Alaska’s economic development strategy needs more robust input
Container ships are lined up at the Port of Alaska in Anchorage on Oct. 11, 2020. (Photo by Erik Hill/Port of Alaska)
How can the State of Alaska develop an innovative, just and achievable strategy for our collective economic future? Those writing the state’s economic development strategy need to incorporate input from people and organizations not wedded to business as usual such as the Alaska oil and gas industry, which still seems in denial about climate change. Robust input on the strategy from diverse stakeholders such as conservation, labor union, government employee and economic justice advocates is essential and that would require extending the public comment period beyond Aug. 26.
A non-publicized 30-day public comment period on the draft Alaska Statewide Comprehensive Economic Development Strategy for 2022-2027 opened on July 27, a document needed to obtain certain types of federal funds. While the draft strategy contains some admirable goals , public involvement to date lacked involvement by key organizations. That can be remedied, however, through additional outreach by the authors.
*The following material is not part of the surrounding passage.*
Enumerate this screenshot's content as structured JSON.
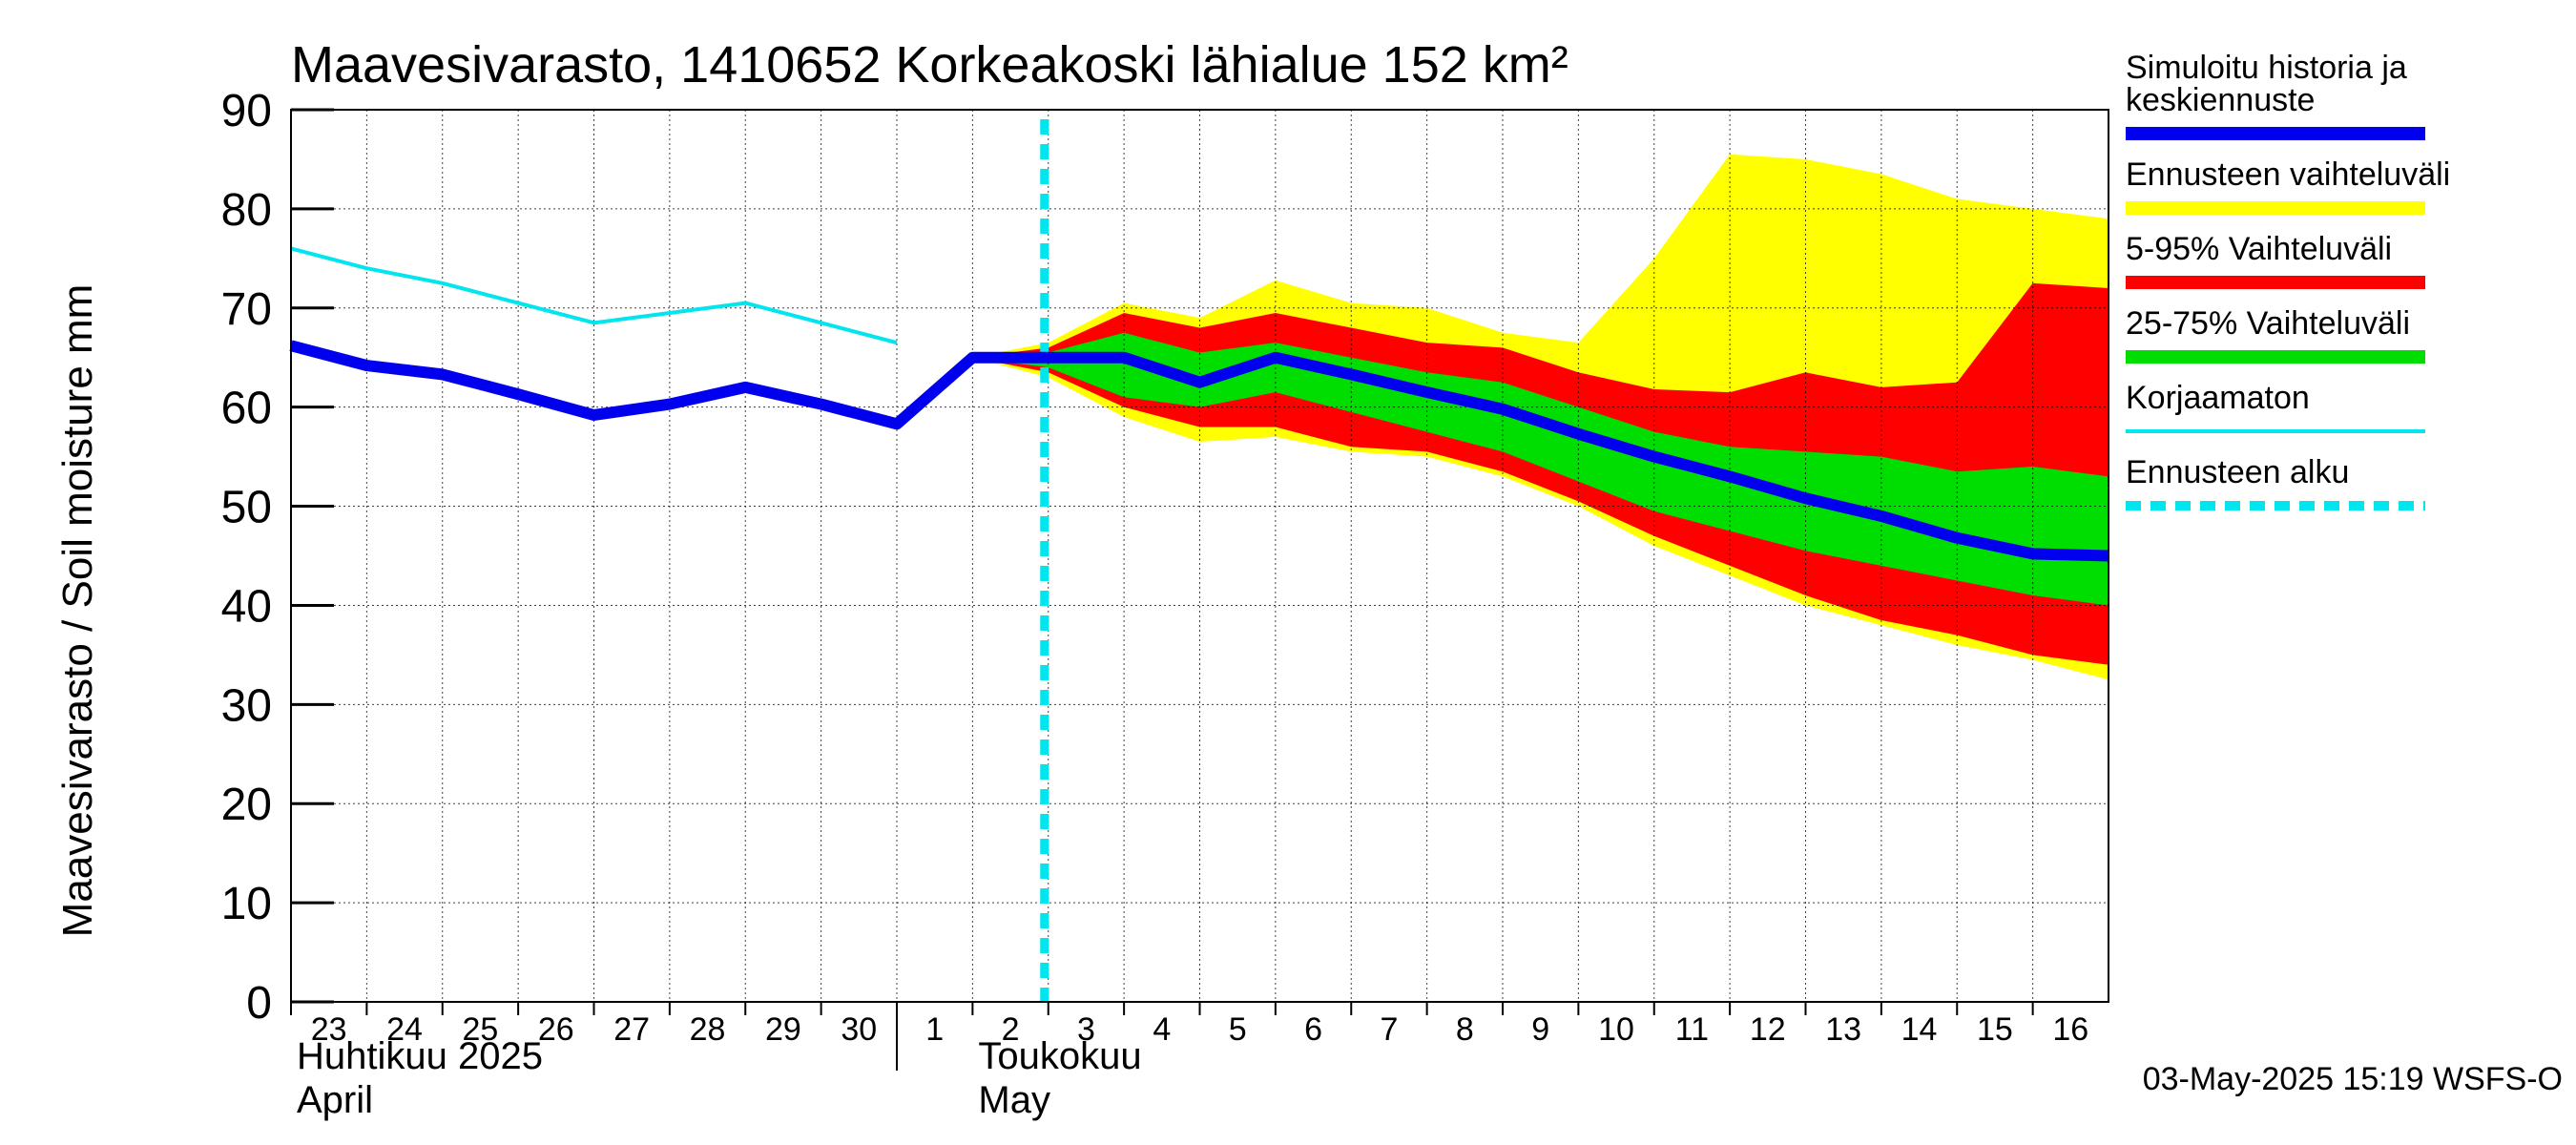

The Alaska Department of Commerce, Community, and Economic Development (DCCED) along with the Alaska Development Team in Governor Dunleavy’s office created the draft strategy, available here: https://ua-ced.org/statewide-ceds . The University of Alaska Center for Economic Development, under contract with DCCED, performed the background research and the public process, and center staff wrote the document.
The public process included a strategy committee composed of state leaders from business, government, and the nonprofit sector that provided “strategic guidance.” Unfortunately, the strategy committee had key stakeholder gaps, excluding conservation organizations and labor unions, especially industrial workers, caregivers, and teachers. As a result, the draft strategy does not contain emerging climate change-related sectors such as workers who would prevent fugitive methane emissions from oil and gas infrastructure through leak detection and repair (which will be required by the U.S. Environmental Protection Agency and the newly enacted federal Inflation Reduction Act). Following research by University of Alaska engineers, direct air capture of carbon for storage underground using the state’s abundant renewable energy also could be a growth sector, with potential payments from Outside industrial customers to inject carbon from the atmosphere and from substantial Inflation Reduction Act subsidies. Growth in telemedicine could be a way to reduce health-related travel with its associated greenhouse gas emissions.
The draft strategy also does not address Alaska’s severe shortage of teachers due to the lack of a defined benefit pension nor the nearly one in five state government jobs that are vacant including state troopers, ferry staff and others. Lack of teachers will impact the desire of young families to move to Alaska. And the draft strategy is mum on the idea of phasing in state taxes to replace declining oil revenues in order to fund government jobs that provide needed public services. Government jobs, including school positions, are part of the state’s economic foundations and context; the governmental sector should be explicitly addressed in the document’s goals.
Last, the draft strategy does not focus on ensuring equal opportunities for all Alaskans and reducing systemic economic and other inequalities based on race. While these are tough things to achieve, they are essential to improve the lives of all Alaskans and should be part of any comprehensive economic development strategy. Notably, the draft strategy’s vision does seek to create “an enduring economic structure where all Alaskans adapt, grow, and thrive” so the strategy’s goals need to build on this economic justice vision.
Focusing nearly entirely on organizations that are invested in the state’s status quo for the document’s strategy committee was a missed opportunity. That oversight can be addressed through outreach by the strategy’s authors and by comments submitted by diverse stakeholders. As a neutral facilitator, the University of Alaska could build on a revised version of this strategy and then lead future, statewide discussions on how Alaska could best adapt to climate change while ensuring a flourishing economy.